Mais ce qui gêne, peut-être le plus, les travailleurs de Caterpillar, ce sont les discours qui abordent déjà le futur du site. Comme s’ils étaient déjà morts, comme si tout était plié. Comme si les promesses faites de se battre pour eux n’étaient que des belles paroles. "Entendre qu’il y a déjà des repreneurs, c’est des conneries pour nous. Nous allons nous battre. Après je peux comprendre les discours des politiques, pour eux un emploi est égal à un emploi lorsqu’on parle de reconversion, mais mon emploi c’est mon emploi, c’est pas un autre, après 37 ans passés ici. On ne va pas tous nous transformer en bagagistes pour l’aéroport", conclut-il.
La cession du terrain : une affaire de négociations
Kris Peeters, le ministre fédéral de l’Emploi et de l’Economie (CD&V), déclarait dans "La Libre" de lundi que la récupération du terrain de Caterpillar Gosselies par la Région wallonne était possible. Paul Magnette, le ministre-Président wallon (PS), l’affirmait lundi matin au micro de La Première : le site "peut, doit et sera repris". Et d’ajouter : "Il faut récupérer tout ce qu’on peut récupérer, de l’outillage, du savoir-faire des travailleurs et de tout ce qu’on peut conserver comme activité. Et à partir de là, reconstruire un site technologique complet sur le plateau de Gosselies".

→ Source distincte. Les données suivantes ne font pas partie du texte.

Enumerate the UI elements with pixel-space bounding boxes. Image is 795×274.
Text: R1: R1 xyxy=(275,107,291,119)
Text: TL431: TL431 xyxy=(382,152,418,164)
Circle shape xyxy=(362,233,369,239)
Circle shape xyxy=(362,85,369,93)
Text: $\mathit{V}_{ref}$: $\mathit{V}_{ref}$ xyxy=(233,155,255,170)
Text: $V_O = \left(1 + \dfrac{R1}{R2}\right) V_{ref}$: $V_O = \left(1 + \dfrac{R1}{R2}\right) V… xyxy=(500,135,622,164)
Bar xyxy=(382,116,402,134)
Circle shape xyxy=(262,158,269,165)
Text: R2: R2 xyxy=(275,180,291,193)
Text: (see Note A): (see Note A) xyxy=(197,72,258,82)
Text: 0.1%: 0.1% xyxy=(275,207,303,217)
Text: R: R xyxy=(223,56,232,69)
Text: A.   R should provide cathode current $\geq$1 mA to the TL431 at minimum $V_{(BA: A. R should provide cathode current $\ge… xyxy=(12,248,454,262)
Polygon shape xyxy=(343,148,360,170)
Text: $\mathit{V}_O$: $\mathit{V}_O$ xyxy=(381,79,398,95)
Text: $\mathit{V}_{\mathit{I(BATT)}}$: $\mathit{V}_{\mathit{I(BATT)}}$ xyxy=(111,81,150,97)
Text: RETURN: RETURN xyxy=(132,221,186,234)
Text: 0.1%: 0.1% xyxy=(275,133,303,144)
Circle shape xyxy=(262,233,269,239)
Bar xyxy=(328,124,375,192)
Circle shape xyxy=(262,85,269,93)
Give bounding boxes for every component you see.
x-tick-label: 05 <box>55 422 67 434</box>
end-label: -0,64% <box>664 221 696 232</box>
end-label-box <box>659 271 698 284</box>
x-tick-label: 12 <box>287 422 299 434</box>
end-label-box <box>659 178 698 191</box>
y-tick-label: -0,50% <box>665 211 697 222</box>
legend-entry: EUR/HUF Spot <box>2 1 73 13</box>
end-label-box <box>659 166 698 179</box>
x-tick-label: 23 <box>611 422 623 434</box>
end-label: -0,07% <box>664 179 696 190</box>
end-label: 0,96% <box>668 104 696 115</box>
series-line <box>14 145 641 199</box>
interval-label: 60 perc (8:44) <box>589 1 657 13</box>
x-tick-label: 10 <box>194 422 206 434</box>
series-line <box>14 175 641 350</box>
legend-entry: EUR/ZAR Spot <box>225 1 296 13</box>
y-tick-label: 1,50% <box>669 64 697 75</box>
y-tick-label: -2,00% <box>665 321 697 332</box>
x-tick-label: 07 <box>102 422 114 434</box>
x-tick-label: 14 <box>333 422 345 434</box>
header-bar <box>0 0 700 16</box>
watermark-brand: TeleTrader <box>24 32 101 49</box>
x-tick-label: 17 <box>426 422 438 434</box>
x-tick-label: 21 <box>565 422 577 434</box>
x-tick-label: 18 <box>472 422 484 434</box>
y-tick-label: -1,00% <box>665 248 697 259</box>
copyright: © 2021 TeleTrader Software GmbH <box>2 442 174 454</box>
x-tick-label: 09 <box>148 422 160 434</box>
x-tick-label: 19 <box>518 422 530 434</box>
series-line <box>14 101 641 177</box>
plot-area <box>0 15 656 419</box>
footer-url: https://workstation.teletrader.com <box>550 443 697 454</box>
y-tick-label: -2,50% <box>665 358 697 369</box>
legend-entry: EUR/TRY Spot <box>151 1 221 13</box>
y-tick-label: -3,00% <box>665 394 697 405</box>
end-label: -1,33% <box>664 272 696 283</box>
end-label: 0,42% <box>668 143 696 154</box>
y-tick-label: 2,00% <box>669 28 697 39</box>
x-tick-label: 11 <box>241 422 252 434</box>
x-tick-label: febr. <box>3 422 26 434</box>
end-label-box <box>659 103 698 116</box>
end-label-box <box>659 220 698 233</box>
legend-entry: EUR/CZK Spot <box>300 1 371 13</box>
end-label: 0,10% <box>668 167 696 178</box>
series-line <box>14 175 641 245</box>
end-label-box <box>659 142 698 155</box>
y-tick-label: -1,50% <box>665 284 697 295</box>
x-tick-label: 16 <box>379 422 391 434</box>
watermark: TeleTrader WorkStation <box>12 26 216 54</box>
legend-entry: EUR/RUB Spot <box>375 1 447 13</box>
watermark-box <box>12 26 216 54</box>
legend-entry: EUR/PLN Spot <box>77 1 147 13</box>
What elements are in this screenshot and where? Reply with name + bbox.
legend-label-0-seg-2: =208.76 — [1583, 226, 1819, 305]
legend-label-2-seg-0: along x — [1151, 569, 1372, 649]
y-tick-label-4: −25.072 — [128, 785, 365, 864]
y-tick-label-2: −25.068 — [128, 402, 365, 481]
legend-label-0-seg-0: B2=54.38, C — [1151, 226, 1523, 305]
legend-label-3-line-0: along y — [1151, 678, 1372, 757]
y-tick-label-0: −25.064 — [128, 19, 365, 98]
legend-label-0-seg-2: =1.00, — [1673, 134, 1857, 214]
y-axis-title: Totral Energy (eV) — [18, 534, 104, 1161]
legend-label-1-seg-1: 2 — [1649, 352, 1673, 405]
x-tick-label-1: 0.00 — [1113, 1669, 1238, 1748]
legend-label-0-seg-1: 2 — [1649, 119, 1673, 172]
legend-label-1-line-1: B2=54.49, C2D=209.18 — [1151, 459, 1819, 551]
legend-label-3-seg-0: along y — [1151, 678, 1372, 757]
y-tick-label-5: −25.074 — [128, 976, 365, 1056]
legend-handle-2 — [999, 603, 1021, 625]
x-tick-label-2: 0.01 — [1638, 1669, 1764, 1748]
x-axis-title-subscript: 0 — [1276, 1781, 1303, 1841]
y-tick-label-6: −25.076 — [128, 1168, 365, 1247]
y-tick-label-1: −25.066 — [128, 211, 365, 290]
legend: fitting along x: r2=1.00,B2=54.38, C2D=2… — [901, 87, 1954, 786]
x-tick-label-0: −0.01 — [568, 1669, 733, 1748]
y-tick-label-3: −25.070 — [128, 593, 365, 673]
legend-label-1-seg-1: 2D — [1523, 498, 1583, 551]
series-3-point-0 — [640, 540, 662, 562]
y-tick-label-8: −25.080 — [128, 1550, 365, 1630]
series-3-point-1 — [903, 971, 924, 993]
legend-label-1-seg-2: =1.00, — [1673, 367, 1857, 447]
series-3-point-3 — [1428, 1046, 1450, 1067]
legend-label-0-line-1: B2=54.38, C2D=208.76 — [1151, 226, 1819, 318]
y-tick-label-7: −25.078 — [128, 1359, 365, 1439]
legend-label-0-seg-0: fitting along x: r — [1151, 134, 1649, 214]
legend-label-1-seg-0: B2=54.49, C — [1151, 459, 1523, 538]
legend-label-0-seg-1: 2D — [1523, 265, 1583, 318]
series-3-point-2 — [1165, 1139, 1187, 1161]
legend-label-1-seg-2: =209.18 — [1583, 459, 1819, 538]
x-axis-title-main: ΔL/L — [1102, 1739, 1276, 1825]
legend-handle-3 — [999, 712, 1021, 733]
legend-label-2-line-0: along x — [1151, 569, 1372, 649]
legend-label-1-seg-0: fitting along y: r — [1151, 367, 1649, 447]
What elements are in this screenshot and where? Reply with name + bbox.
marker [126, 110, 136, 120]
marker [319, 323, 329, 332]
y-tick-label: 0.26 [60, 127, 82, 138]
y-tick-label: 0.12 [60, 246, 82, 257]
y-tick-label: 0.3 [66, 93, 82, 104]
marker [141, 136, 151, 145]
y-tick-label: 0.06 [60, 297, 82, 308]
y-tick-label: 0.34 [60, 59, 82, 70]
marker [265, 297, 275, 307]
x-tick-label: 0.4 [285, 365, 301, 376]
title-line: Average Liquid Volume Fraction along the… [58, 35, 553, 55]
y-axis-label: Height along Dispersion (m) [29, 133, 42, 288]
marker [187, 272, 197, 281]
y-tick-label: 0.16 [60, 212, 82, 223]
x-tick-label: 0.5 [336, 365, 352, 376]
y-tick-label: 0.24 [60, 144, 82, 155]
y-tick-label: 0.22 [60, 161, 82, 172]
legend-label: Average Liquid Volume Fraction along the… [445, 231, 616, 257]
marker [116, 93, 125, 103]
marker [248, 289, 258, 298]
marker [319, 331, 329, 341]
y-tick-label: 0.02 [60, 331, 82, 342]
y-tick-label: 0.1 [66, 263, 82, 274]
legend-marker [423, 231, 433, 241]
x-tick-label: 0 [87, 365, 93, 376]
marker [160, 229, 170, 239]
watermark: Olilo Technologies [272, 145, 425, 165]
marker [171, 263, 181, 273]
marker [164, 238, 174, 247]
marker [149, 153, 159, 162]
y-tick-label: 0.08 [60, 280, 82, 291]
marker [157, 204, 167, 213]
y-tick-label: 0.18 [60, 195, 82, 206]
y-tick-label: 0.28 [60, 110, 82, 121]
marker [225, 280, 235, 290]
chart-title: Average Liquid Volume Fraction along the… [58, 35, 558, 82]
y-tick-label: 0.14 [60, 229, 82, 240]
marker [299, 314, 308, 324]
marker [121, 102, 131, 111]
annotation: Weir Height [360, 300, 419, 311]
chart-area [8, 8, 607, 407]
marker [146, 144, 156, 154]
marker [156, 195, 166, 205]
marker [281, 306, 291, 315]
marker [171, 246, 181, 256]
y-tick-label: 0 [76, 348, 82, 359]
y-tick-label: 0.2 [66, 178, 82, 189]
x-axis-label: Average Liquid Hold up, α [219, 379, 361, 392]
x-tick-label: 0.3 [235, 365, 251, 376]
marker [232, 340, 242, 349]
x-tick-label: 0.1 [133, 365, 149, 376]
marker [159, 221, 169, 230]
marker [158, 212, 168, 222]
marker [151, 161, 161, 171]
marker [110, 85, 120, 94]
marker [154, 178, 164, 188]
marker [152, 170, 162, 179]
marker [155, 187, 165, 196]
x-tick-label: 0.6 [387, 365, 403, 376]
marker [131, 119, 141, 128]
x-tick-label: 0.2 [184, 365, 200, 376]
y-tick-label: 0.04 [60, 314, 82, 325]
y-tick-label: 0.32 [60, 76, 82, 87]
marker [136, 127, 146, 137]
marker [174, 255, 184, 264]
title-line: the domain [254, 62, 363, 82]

A l’instar du site de Ford Genk, fermé définitivement en décembre 2014 et aujourd’hui en passe d’être reconverti en zoning commercial pour la manufacture et la logistique fluviale, la reconversion de celui de Caterpillar Gosselies est-elle envisageable ?
1. Obstacles juridiques. Rien n’oblige Caterpillar à revendre son terrain. Il existe toutefois en droit belge une loi d’expropriation, mais pour cause d’utilité publique uniquement. "La notion d’utilité publique pourrait jouer ici car elle peut recouvrir, entre autres, un besoin en développement économique et social. Mais il ne serait pas très pertinent d’activer cette loi, de brandir cette menace. Ce genre d’instrument coercitif, souvent évoqué, rarement invoqué et jamais activé, induirait une procédure judiciaire qui prend énormément de temps", explique Didier Van Caillie, professeur à HEC-ULg, spécialisé en stratégie d’entreprise. "Des mécanismes législatifs de contrainte à court et moyen termes n’existent pas, sauf si un propriétaire laisse son bien et un sol pollué à l’abandon pendant 10 ou 15 ans." Après l’annonce de la fermeture d’une partie des usines d’ArcelorMittal Liège, en 2013, le ministre wallon de l’Economie, Jean-Claude Marcourt (PS), a tenté de faire voter un décret sur l’expropriation d’entrepreneurs qui ferment boutique, causant des dommages économiques et sociaux extrêmement importants. Ce texte, rejeté non seulement par les représentants du patronat et l’opposition MR (qui craignaient qu’il fasse fuir les investisseurs), a aussi été recalé par l’Europe. Sans outils législatifs contraignants adéquats, il faudra donc plutôt trouver, dans le cadre des négociations avec Caterpillar, des leviers pour faire céder le groupe américain, en cas de refus de vendre son terrain.
2. Obstacles urbanistiques. De l’avis général, il semble hautement improbable qu’un seul repreneur veuille racheter les 98 hectares du site. "Il serait d’ailleurs plus souhaitable qu’on ait une exploitation diversifiée, avec des temps d’activité différents", estime Didier Van Caillie.
3. Obstacles industriels. Dans l’hypothèse où Caterpillar voudrait revendre le contenu de l’usine de Gosselies, les machines seraient-elles utilisables à autre chose que la fabrication des engins de chantier ? "Oui. Seules quelques machines ne sont faites que pour les engins Caterpillar. Une grande majorité des outils peut être reprogrammée, adaptée à d’autres fabrications et les locaux adaptés", indique Jean-Marie Hoslet (CSC).